3. Make encoding methods static and call them though reflection

4. Use single instance of Target, but add methods like beginGrammar()/endGrammar() and let C and Cpp targets manage their state there.

Any advice from Java gurus?

Handling encoding-related issues in encapsulated in class TextEncoder and 3 subclasses - UTF8TextEncoder, UTF16TextEncoder and UTF32TextEncoder. Instance of appropriate subclass is created and stored in CompositeGrammar. TextEncoder is used by ANTLRLexer when checking if string/character literal is small enough - if it fits in single code unit, then it is parsed as CHAR_LITERAL, otherwise - as STRING_LITERAL.

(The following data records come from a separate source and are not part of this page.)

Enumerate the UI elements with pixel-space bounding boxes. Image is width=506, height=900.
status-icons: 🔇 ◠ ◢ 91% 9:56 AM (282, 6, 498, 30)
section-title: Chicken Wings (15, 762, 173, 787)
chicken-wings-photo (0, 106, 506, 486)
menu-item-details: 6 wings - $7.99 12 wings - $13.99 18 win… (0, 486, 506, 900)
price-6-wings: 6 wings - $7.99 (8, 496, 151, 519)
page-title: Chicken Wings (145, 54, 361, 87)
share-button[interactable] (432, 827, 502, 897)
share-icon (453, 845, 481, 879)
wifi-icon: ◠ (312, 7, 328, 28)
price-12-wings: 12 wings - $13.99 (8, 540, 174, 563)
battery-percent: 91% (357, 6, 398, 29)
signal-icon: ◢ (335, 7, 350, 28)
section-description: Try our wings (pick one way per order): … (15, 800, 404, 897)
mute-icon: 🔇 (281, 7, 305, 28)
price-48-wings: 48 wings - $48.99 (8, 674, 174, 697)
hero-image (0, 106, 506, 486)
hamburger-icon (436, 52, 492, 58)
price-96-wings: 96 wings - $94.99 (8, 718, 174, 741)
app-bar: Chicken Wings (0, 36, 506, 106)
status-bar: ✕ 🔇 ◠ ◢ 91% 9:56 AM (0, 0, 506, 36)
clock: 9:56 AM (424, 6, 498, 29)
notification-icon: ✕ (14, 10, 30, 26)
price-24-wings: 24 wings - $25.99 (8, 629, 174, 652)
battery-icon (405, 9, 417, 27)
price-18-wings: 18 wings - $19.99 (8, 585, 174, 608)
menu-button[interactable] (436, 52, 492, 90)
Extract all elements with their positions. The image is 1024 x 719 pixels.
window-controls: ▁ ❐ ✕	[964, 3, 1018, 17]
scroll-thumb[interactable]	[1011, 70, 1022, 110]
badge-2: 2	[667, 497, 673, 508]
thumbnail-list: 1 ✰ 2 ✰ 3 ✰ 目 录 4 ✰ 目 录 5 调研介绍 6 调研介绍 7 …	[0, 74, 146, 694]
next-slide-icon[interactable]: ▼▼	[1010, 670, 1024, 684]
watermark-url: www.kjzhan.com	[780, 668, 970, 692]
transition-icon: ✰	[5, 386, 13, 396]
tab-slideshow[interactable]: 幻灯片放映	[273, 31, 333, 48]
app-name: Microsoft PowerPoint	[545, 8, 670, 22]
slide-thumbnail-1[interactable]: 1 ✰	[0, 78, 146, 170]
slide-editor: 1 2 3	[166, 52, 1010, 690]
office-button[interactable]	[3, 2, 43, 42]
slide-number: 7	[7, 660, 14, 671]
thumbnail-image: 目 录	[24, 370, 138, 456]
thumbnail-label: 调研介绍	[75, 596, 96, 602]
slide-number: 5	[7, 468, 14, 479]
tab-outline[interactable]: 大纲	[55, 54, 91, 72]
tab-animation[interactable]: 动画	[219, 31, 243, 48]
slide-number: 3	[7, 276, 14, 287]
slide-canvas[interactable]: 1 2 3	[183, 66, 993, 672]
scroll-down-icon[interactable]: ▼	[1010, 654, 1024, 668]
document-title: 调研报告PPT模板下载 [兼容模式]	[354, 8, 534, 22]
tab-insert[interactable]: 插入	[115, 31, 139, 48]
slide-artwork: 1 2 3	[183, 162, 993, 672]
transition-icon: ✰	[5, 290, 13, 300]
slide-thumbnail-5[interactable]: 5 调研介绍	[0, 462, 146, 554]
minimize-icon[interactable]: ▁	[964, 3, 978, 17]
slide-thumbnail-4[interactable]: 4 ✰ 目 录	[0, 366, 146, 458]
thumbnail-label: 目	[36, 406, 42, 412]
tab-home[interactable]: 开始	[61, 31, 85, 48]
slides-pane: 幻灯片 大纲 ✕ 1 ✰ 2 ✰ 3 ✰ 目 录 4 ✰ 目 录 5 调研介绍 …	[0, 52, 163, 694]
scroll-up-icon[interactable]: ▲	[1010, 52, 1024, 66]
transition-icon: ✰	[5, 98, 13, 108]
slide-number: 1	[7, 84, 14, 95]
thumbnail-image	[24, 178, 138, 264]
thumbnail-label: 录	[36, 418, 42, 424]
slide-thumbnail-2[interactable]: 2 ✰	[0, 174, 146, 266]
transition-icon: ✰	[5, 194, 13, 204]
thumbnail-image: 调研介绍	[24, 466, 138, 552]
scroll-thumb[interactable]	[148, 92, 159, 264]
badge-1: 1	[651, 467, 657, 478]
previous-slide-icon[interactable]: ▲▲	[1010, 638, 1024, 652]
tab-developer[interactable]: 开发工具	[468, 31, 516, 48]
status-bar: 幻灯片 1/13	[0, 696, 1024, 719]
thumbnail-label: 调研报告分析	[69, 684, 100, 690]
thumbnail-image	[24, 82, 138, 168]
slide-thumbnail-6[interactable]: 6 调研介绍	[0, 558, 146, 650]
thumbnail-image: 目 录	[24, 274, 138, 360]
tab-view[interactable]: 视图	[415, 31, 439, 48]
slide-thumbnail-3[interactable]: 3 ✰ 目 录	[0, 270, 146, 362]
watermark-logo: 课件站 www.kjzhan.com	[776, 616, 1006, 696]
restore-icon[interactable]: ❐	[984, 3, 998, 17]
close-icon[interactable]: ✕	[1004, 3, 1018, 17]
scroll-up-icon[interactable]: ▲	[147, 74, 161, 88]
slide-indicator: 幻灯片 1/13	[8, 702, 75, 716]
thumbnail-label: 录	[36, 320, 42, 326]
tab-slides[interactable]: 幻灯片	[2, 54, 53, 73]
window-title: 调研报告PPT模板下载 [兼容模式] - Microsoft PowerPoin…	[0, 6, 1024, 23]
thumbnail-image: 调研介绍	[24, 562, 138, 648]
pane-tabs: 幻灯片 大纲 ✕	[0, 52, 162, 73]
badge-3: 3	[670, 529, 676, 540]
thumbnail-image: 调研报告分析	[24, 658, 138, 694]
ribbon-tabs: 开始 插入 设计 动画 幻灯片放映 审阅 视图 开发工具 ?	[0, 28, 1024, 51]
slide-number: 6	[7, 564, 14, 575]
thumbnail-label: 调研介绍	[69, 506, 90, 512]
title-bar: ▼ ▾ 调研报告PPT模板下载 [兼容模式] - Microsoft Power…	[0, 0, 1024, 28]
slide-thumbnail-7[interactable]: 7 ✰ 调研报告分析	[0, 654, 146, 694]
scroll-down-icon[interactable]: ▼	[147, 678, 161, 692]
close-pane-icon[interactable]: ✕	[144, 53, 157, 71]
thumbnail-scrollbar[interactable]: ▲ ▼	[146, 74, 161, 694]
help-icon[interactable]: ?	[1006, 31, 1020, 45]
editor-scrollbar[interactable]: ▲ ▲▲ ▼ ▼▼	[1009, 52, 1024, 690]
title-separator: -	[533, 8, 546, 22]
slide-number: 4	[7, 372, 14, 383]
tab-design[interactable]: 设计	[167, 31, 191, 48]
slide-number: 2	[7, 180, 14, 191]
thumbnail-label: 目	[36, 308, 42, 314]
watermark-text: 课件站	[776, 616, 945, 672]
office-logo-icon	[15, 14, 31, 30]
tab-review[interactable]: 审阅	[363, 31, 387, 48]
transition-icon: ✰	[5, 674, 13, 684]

NFAFactory uses TextEncoder to break Unicode string literal into list of code units that are used to code state transitions.

Grammar.getMaxCharValue() should use TextEncoder to get code unit range, instead of Target. Corresponding method should be removed from Target class. Currently Ruby target is the only one that overrides it. Need to check with Kyle Yetter what to do with this.

That's all required code changes I'm aware of for now. If I succeed with this, then it will be possible to move on and enable using arbitrary code points in ranges and sets. This will also remove dependency of ANTLRLexer on TextEncoder.